One would think that when a Military Member retires from the military or becomes disabled, that the payment they receive would be the same, regardless of what state they lived in. Unfortunately, that’s not the case. Veterans in Ohio, ranked second-to-last in the amount of compensation that they receive for disabilities. Because of this, federal lawmakers are looking into why disabled veterans in other states receive, in some cases, thousand of dollars more.

In Ohio, more than 85,000 veterans receive disability payments and on average, their compensation is less than their peers in other states, according to a 2006 Veterans Affairs survey. Indiana is the only state, where veterans earned less than those in Ohio.

“The veterans living in Ohio sacrificed as much as veterans living elsewhere,” said Representative Zack Space, a Dover Democrat. “There is no reason that a veteran here should receive less than veterans in other states.”

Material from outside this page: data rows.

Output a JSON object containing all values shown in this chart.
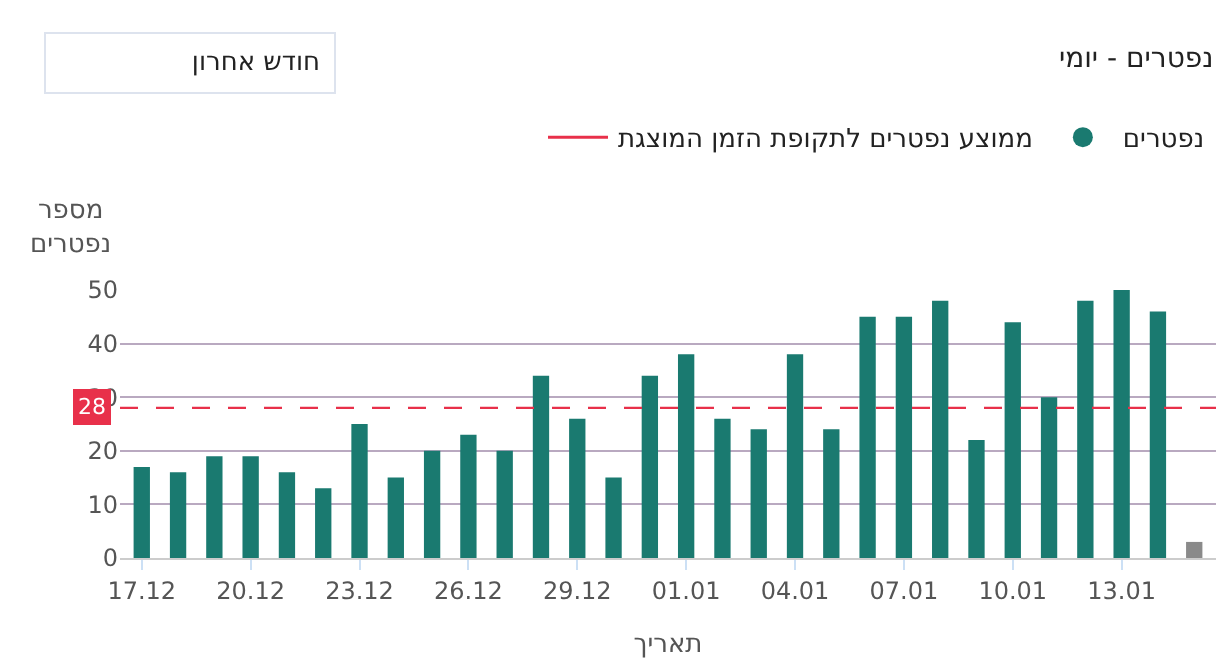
{
  "chart_data": {
    "type": "bar",
    "title": "נפטרים - יומי",
    "xlabel": "תאריך",
    "ylabel": "מספר נפטרים",
    "annotations": [
      "חודש אחרון",
      "28"
    ],
    "categories": [
      "17.12",
      null,
      null,
      "20.12",
      null,
      null,
      "23.12",
      null,
      null,
      "26.12",
      null,
      null,
      "29.12",
      null,
      null,
      "01.01",
      null,
      null,
      "04.01",
      null,
      null,
      "07.01",
      null,
      null,
      "10.01",
      null,
      null,
      "13.01",
      null,
      null
    ],
    "series": [
      {
        "name": "נפטרים",
        "color": "#1a7a70",
        "values": [
          17,
          16,
          19,
          19,
          16,
          13,
          25,
          15,
          20,
          23,
          20,
          34,
          26,
          15,
          34,
          38,
          26,
          24,
          38,
          24,
          45,
          45,
          48,
          22,
          44,
          30,
          48,
          50,
          46,
          3
        ],
        "colors": [
          "#1a7a70",
          "#1a7a70",
          "#1a7a70",
          "#1a7a70",
          "#1a7a70",
          "#1a7a70",
          "#1a7a70",
          "#1a7a70",
          "#1a7a70",
          "#1a7a70",
          "#1a7a70",
          "#1a7a70",
          "#1a7a70",
          "#1a7a70",
          "#1a7a70",
          "#1a7a70",
          "#1a7a70",
          "#1a7a70",
          "#1a7a70",
          "#1a7a70",
          "#1a7a70",
          "#1a7a70",
          "#1a7a70",
          "#1a7a70",
          "#1a7a70",
          "#1a7a70",
          "#1a7a70",
          "#1a7a70",
          "#1a7a70",
          "#8a8a8a"
        ]
      }
    ],
    "ref_lines": [
      {
        "axis": "y",
        "value": 28,
        "label": "ממוצע נפטרים לתקופת הזמן המוצגת",
        "color": "#e8304a",
        "line_style": "dashed"
      }
    ],
    "ylim": [
      0,
      50
    ],
    "yticks": [
      0,
      10,
      20,
      30,
      40,
      50
    ],
    "grid": "y",
    "legend": "top"
  }
}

Representative Space is pushing for the VA to have a national standard for payments to disabled veterans. For example, veterans in Ohio earn as much as $4,800 less than those in New Mexico. Veterans in Oklahoma, receive $4,185 more than those in Ohio and those in West Virginia earn $3,857 more. Space and other lawmakers on the House Committee on Veteran’s Affairs, are looking into this disparity. One reason for the difference, is that each state’s veterans system sets its own standards for disability compensations. The differences can range from what one states considers “partial disability” which might be considered “total disability” in another. The very same veteran, might be considered as a more serious case, from one state to another and thus eligible for a greater payment.

“There should be a standard rate for all veterans across the US,” said Frank Anderson, a veteran from East Cleveland.

Representative Space has introduced a bill, which would instruct the VA to oversee the system and evaluate how each state rates disabilities. Some veterans are skeptical though, as to whether such legislation could solve the problem.

“Every one of us is different,” said Richard Healy, a 61 year old who helps other disabled veterans file their forms. “If a doctor, for instance, says a veteran is minimally disabled for post traumatic stress disorder, what does “minimally” mean” Interpretation is a big factor.”

Some feel that the VA lacks meaningful training for those who make the decisions on the amount of disability that a veteran may have. According to VA spokesman, Steven Westerfeld, the VA is starting to train their workers who are tasked with deciding each veteran’s level of disability. As well, Mr. Westerfeld says that the VA is considering the consolidation of the grading system.

This is a problem that definitely need to be fixed. Our veterans, regardless of the state they reside in, should be compensated the same for their injuries. Each state should have the same rating system in place and follow the exact same guidelines. Training is a must, for those who are making those decisions. I look at it this way … our veterans have given a portion of their lives to serve our country and they should, each and every one of them, be shown the respect, by compensating them in the same manner. That’s the least they deserve.